Updated: Oct 9, 2018
Back in September Massive Analytic headed to Singapore as part of a delegation of eleven UK-based SME’s on a UK global innovation mission. The aim of the mission was to support UK-Singapore partnerships in urban infrastructure and to build strategic partnerships between the two countries. On the back of the success of the first trip Founder & CEO George Frangou is returning to Singapore this month to continue talks and pursue further business opportunities.

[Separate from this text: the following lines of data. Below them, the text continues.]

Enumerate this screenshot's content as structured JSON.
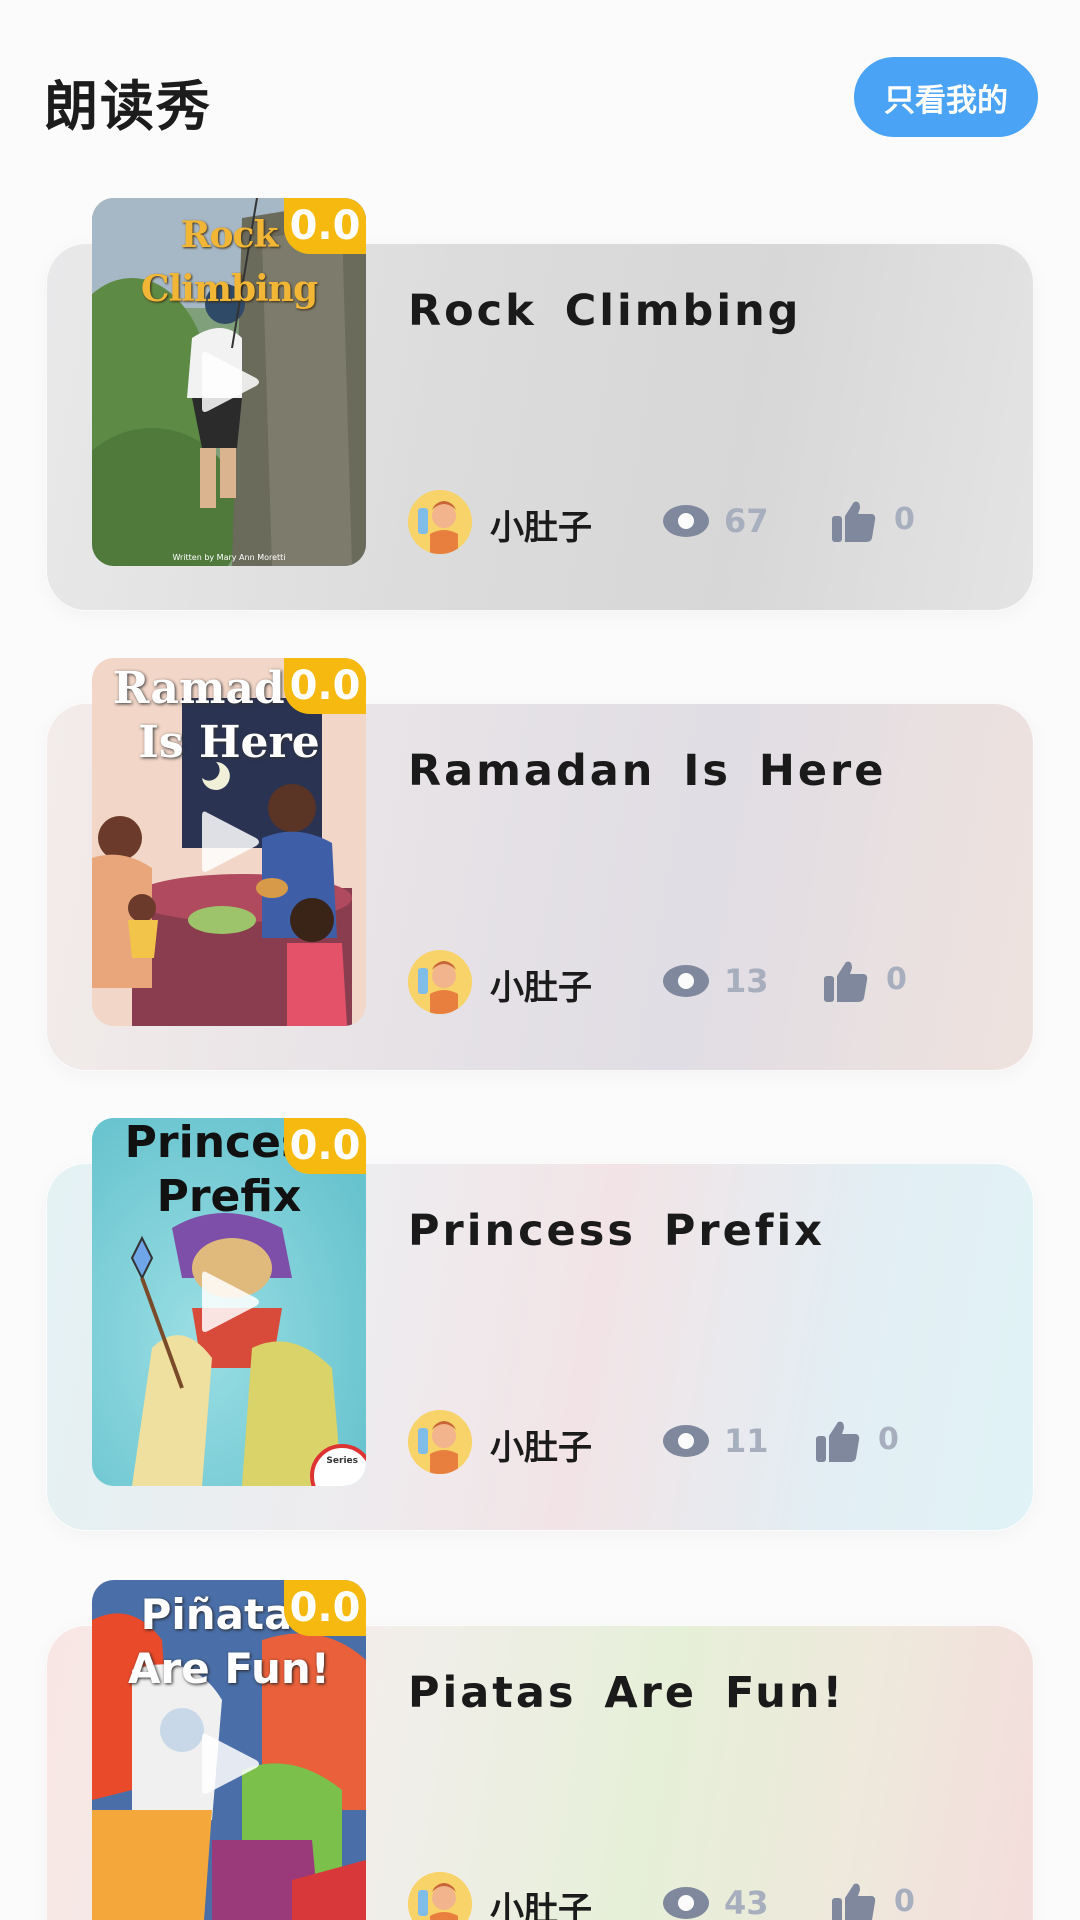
{
  "header": {
    "title": "朗读秀",
    "mine_button_label": "只看我的"
  },
  "colors": {
    "accent_blue": "#4aa3f5",
    "score_badge": "#f6b90f",
    "stat_gray": "#a7afbf"
  },
  "items": [
    {
      "book_title": "Rock Climbing",
      "cover_text": "Rock Climbing",
      "cover_credit": "Written by Mary Ann Moretti",
      "score": "0.0",
      "user_name": "小肚子",
      "views": "67",
      "likes": "0"
    },
    {
      "book_title": "Ramadan Is Here",
      "cover_text": "Ramadan\nIs Here",
      "score": "0.0",
      "user_name": "小肚子",
      "views": "13",
      "likes": "0"
    },
    {
      "book_title": "Princess Prefix",
      "cover_text": "Princess\nPrefix",
      "cover_badge": "Series",
      "score": "0.0",
      "user_name": "小肚子",
      "views": "11",
      "likes": "0"
    },
    {
      "book_title": "Piatas Are Fun!",
      "cover_text": "Piñatas\nAre Fun!",
      "score": "0.0",
      "user_name": "小肚子",
      "views": "43",
      "likes": "0"
    }
  ]
}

Singapore is well known for being at the cutting edge of smart city innovations, ranking second globally in the 2017 Smart Cities Index by Easyparking. Their Smart Nation initiative aims to bring innovative technologies into all aspects of life, from healthcare, to government to transportation. This is their mission statement in their own words;
“The Smart Nation initiative is about harnessing the full power and potential of digital and smart technologies to create new jobs and business opportunities, in order to make our lives more convenient, and our economy more productive, through more efficient Government and business processes. But beyond that, a Smart Nation is about creating new opportunities in a digital age, and transforming the way people live, work and play, so that Singapore remains an outstanding global city.“
It’s impossible to predict with certainty what Singapore will look like in the future (even with artificial precognition) but all the time there are new and exciting examples of innovation that give us glimpses of what a future smart city might look like – and some of these concepts and innovations have a more personal interest for us.
For example, Singapore is one of the countries taking the lead in developing self-driving vehicles. In the summer of 2016, the Land Transport Authority (LTA) and JTC, in partnership with the Nanyang Technological University (NTU), launched CETRAN (Centre of Excellence for Testing & Research of AVs). Their testing at the CleanTech Park is putting Singapore right at the forefront of developing standards for driverless vehicles. This a major stepping stone for making self-driving vehicles road safe. The end goal is the development of apps to order driverless shuttles or pods for journeys as-and-when they are needed, essentially like a self-driving Uber service. It’s believed that this will drastically cut the number of cars on the roads in Singapore and the potential is of course for it to be applied to other cities around the globe. As someone who has lived his whole life in London easing congestion is near the top of my list as far as benefits go but there are others as well, such as providing mobility to an increasingly older and immobile population or reducing manpower costs for freight transportation to name just a few.
This is particularly interesting for us at Massive Analytic for a couple of reasons, the first is due to our links with Synthetik Mind, which is commercialising the patents behind our Artificial Precognition technology in driverless vehicles. The second is our continued work with Citi Logik. Urban analytics of the kind we’re working on with Citi Logik could form an important part in making driverless vehicles safe on the roads. The ability to have real-time insights on the positions of non-driverless vehicles, on footfall and predictions on the movement of the two in busy city centres can inform the AI moving the vehicle of which roads to take and which to avoid. Also depending on the kinds of safety standards that come into play self-driving vehicles may only be allowed on certain kinds of roads initially, Citi Logik’s location insight analytics will help inform decisions during the transition to having these vehicles on the road.
Another interesting innovation being concept trialled in Singapore is facial recognition, MINDEF (Singapore’s ministry of defence) is teaming up with Japanese company NEC to try their next generation facial recognition technology. Concept trials began in 2017 with this technology reportedly able to pick named individuals out of a crowd and detect suspect behaviour like loitering. The solution developed by NEC relies on a modified Generalized Learning Vector Quantization (GLVQ) algorithm together with an Intelligent Complex Event Processing engine which correlates audio and video analytics. Facial recognition technology has been around for a long time where this one differs is its ability to detect the “liveliness of a face”, previously facial recognition technology could be fooled by pictures and masks but apparently there’s no hiding from this one. Other suggested uses of facial recognition tech are easy hotel check ins and fare gates for trains that bill on monthly usage, showing the scope for this sort of technology outside the security and defence sectors.
Massive Analytic is also developing video analytics technology through our product Nethra. So far Nethra’s deep learning algorithms have been trained to recognise hundreds of different behaviours from video streams, however the step after that is where it gets exciting. Being able to recognise and flag dangerous behaviour or crime without needing excessive manpower to watch the security feeds is a big step forward for law enforcement – but that’s still reactive policing. The next step that we’re working on is developing the capability to be proactive, to spot the warning signs so that commanders can deploy resources to make the response time truly negligible. Our goal is for Nethra to be able to predict behaviour and notice dangerous patterns with greater accuracy and speed than is possible just with the human eye.
We’re very excited by the potential opportunities to collaborate and innovate with Singapore, so watch this space!